D’un point de vue dramatique, le livret de l’opéra conçu en anglais par Torbjörn Elensky révèle de grandes ambitions littéraires mais souffre en même temps de la tendance des personnages (ou d’Elensky) à philosopher et à citer des noms (le name dropping, souvent celui de Platon). Gênants et peu subtils sont aussi les auto-caractérisations des personnages : Zero se décrit ainsi à plusieurs reprises comme le « point zéro ».
Visuellement, Ann-Sofi Sidén saisit toute occasion pour captiver l’œil du spectateur. Tout l’espace scénique joue le jeu, le mouvement sur le plateau ne stagne jamais et de grandes projections aident à préciser ou supplémenter le drame : on y voit une animation de la chirurgie de réattribution sexuelle, et des images projetées à l’envers renforcent la caractérisation de l’univers du deuxième acte, pour lequel Elensky emploie parfois une langue qui ressemble au verlan. La direction d’acteur de Katharina Thoma est aussi appropriée, bien que le début du spectacle (Evelyn dormant à l’avant-scène devant une bouteille d’alcool) prenne le risque de réduire la vision d’Angela Carter à un songe ou un cauchemar masculin.
Le ténor Joel Annmo et la mezzo Johanna Rudström partagent les rôles d’Evelyn/Eve et de Tristessa. Annmo emploie sa tessiture entière avec un abord sincère qui passe de la clarté de son haut registre aux graves chaleureux.
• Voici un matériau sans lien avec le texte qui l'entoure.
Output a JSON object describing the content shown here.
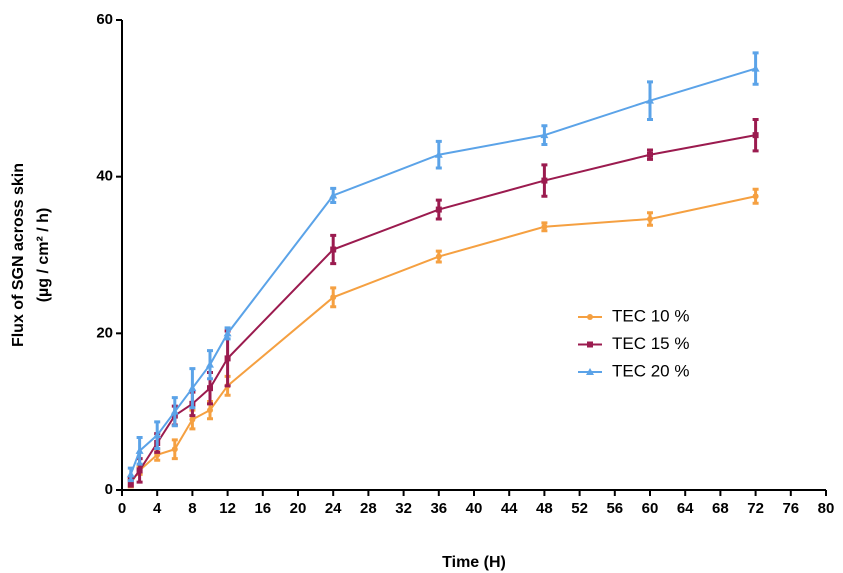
{
  "chart_data": {
    "type": "line",
    "xlabel": "Time (H)",
    "ylabel": [
      "Flux of SGN across skin",
      "(µg / cm² / h)"
    ],
    "x": [
      1,
      2,
      4,
      6,
      8,
      10,
      12,
      24,
      36,
      48,
      60,
      72
    ],
    "series": [
      {
        "name": "TEC 10 %",
        "color": "#f5a041",
        "marker": "circle",
        "values": [
          0.9,
          2.5,
          4.5,
          5.2,
          9.0,
          10.2,
          13.3,
          24.6,
          29.8,
          33.6,
          34.6,
          37.5
        ],
        "errors": [
          0.5,
          0.5,
          0.7,
          1.2,
          1.2,
          1.1,
          1.2,
          1.2,
          0.7,
          0.5,
          0.8,
          0.9
        ]
      },
      {
        "name": "TEC 15 %",
        "color": "#9b1b4f",
        "marker": "square",
        "values": [
          1.0,
          2.5,
          6.0,
          9.5,
          11.0,
          13.0,
          16.8,
          30.7,
          35.8,
          39.5,
          42.8,
          45.3
        ],
        "errors": [
          0.5,
          1.5,
          1.2,
          1.2,
          1.5,
          2.0,
          3.5,
          1.8,
          1.2,
          2.0,
          0.6,
          2.0
        ]
      },
      {
        "name": "TEC 20 %",
        "color": "#5ba3e8",
        "marker": "triangle",
        "values": [
          2.0,
          5.0,
          7.0,
          10.0,
          13.0,
          16.0,
          20.0,
          37.6,
          42.8,
          45.3,
          49.7,
          53.8
        ],
        "errors": [
          0.8,
          1.7,
          1.7,
          1.8,
          2.5,
          1.8,
          0.7,
          0.9,
          1.7,
          1.2,
          2.4,
          2.0
        ]
      }
    ],
    "xlim": [
      0,
      80
    ],
    "xticks": [
      0,
      4,
      8,
      12,
      16,
      20,
      24,
      28,
      32,
      36,
      40,
      44,
      48,
      52,
      56,
      60,
      64,
      68,
      72,
      76,
      80
    ],
    "ylim": [
      0,
      60
    ],
    "yticks": [
      0,
      20,
      40,
      60
    ],
    "grid": false,
    "legend": "center right"
  }
}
Rudström, quant à elle, peint de manière convaincante son changement de rôle, de la vedette intouchable à la femme en quête de sens dans un monde inconnu, émouvante par son timbre unifié et son chant expressif.
En Leilah, Kerstin Avemo exhibe les aigus percutants (et légèrement forcés) de son soprano coloratura, bien que sa partie lui offre peu de vocalises. Le rôle de Zero, incarné par John Erik Eleby (qui chante aussi Mother) offre à son interprète un éventail de moyens d’expression, et Eleby en profite pour donner vie à un machiste exagéré et stéréotypé, tandis que les extrémités du rôle le poussent à la limite de ses capacités. Parmi les autres solistes sont à noter la basse efficace et stable de Henrik Hugo (une voix émise par haut-parleurs), l’infirmière Sophia, à laquelle Susann Végh prête son mezzo bien placé et engagé, ainsi que les sept demoiselles de Zero (Henriikka Gröndahl, Malin Emilson, Cecilia Nanneson, Jessica Forsell, Klementina Savnik, Maria Matyazova Milder et Marie-Louise Granström), toutes vêtues en denim et bien individualisées, vocalement et scéniquement.
Avec la création de Tristessa, l’Opéra de Stockholm présente un nouvel ouvrage qui pourrait être repris ailleurs, grâce à son esthétique visuelle, sa musique accessible et son livret en anglais, ainsi que sa thématique moderne. Née d’une collaboration artistique, il faut espérer que cette œuvre et son travail artistique continuent à se développer en direction du théâtre musical.